Sales of products manufactured in Alberta dropped 15.9 per cent from the end of 2014 to the end of 2015, according to the latest figures from Statistics Canada.

Sales on upswing at end of 2015 in 7 other provinces

The sharp drop in the price of oil over the past year has resulted in a 15.9 per cent decline in manufacturing sales in Alberta, Statistics Canada reports. (Todd Korol/Reuters)

Sales of products manufactured in Alberta dropped 15.9 per cent from the end of 2014 to the end of 2015, according to the latest figures from Statistics Canada.

On a month-to-month basis — from November to December last year — sales dipped 2.4 per cent, mostly because of decreased activity in the petroleum and coal sectors.

The national picture was much brighter, with sales on the uptick in the last month of 2015 in seven provinces.

"In December, sales increased in the motor vehicle and wood products industries, representing over half of the national gain," Statistics Canada said in a release.

"Chemical products, miscellaneous products, ship and boat building, as well as other transportation equipment also posted higher sales, which accounted for almost one-third of the overall increase."

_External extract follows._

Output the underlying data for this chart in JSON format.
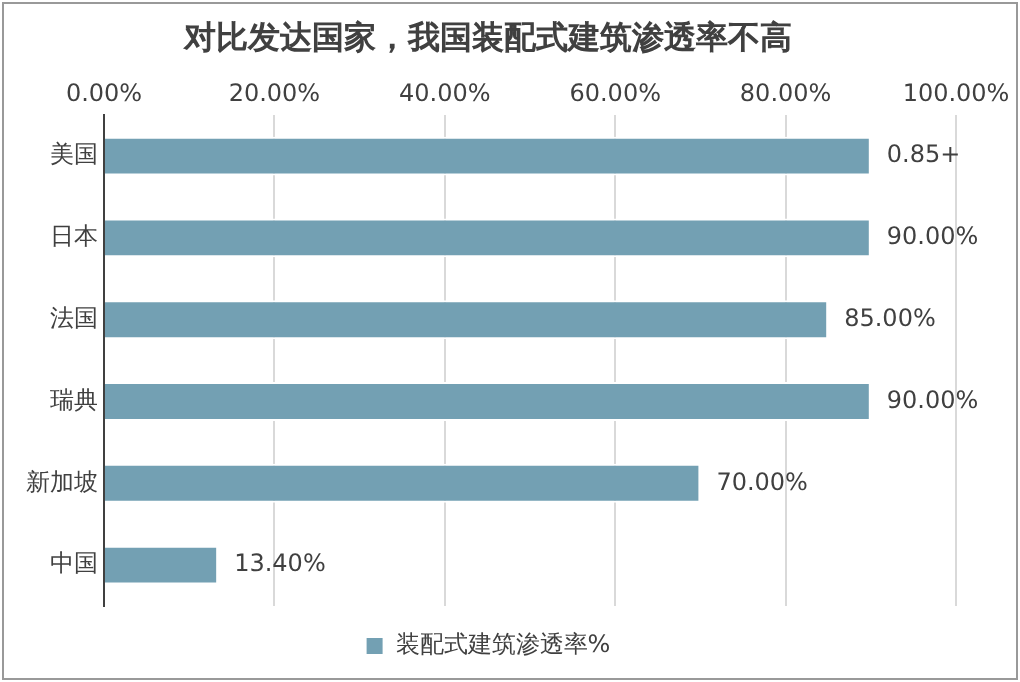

However, from 2014 to 2015, national manufacturing sales declined 1.5 per cent, the first annual dip since 2009 — a statistic skewed by Alberta's economic woes.

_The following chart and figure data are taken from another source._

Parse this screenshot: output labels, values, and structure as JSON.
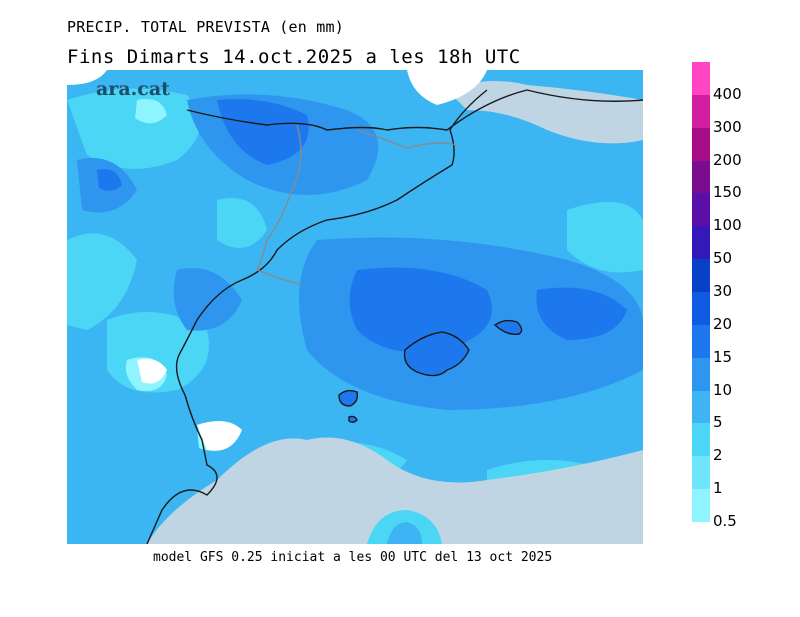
{
  "header": {
    "title": "PRECIP. TOTAL PREVISTA (en mm)",
    "subtitle": "Fins Dimarts    14.oct.2025 a les 18h UTC"
  },
  "logo_text": "ara.cat",
  "footer": "model GFS 0.25 iniciat a les 00 UTC del 13 oct 2025",
  "legend": {
    "labels": [
      "0.5",
      "1",
      "2",
      "5",
      "10",
      "15",
      "20",
      "30",
      "50",
      "100",
      "150",
      "200",
      "300",
      "400"
    ],
    "colors": [
      "#8ef4ff",
      "#6fe6fb",
      "#4cd6f5",
      "#3fb4f4",
      "#2f96f0",
      "#1d78ee",
      "#0f5be4",
      "#0840c8",
      "#3418b8",
      "#5a10a8",
      "#7a0c90",
      "#a60c88",
      "#d11e9e",
      "#ff44c4"
    ]
  },
  "map": {
    "sea_color": "#3bb6f3",
    "land_outside_color": "#bfd5e4",
    "boundary_color": "#1a1a1a",
    "border_color": "#8a8a8a"
  }
}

"The petroleum and coal products industry was mainly responsible for the downturn in 2015," Statistics Canada said.

"Sales in the industry fell 28.6 per cent, reflecting a 22.3 per cent drop in the average price of refined petroleum products. Excluding petroleum and coal products, manufacturing sales increased 2.6 per cent in 2015.

Effect of oil output freeze uncertain

An agreement announced Tuesday among Russia and OPEC members Saudi Arabia, Venezuela and Qatar to freeze oil production levels could boost the slumping price of oil, but only if the agreement is adhered to, said Jason Tuvey, a Middle East economist at Capital Economics

But according to Jamie Webster, senior director of oil markets at Washington D.C.-based consulting firm IHS, freezing production rates will have little effect on price at this point.

"The market is still oversupplied by about 1.2 million barrels a day. So, just freezing it there, particularly when nobody was really expecting them to grow anyways — that doesn't get us back to a balance," he said.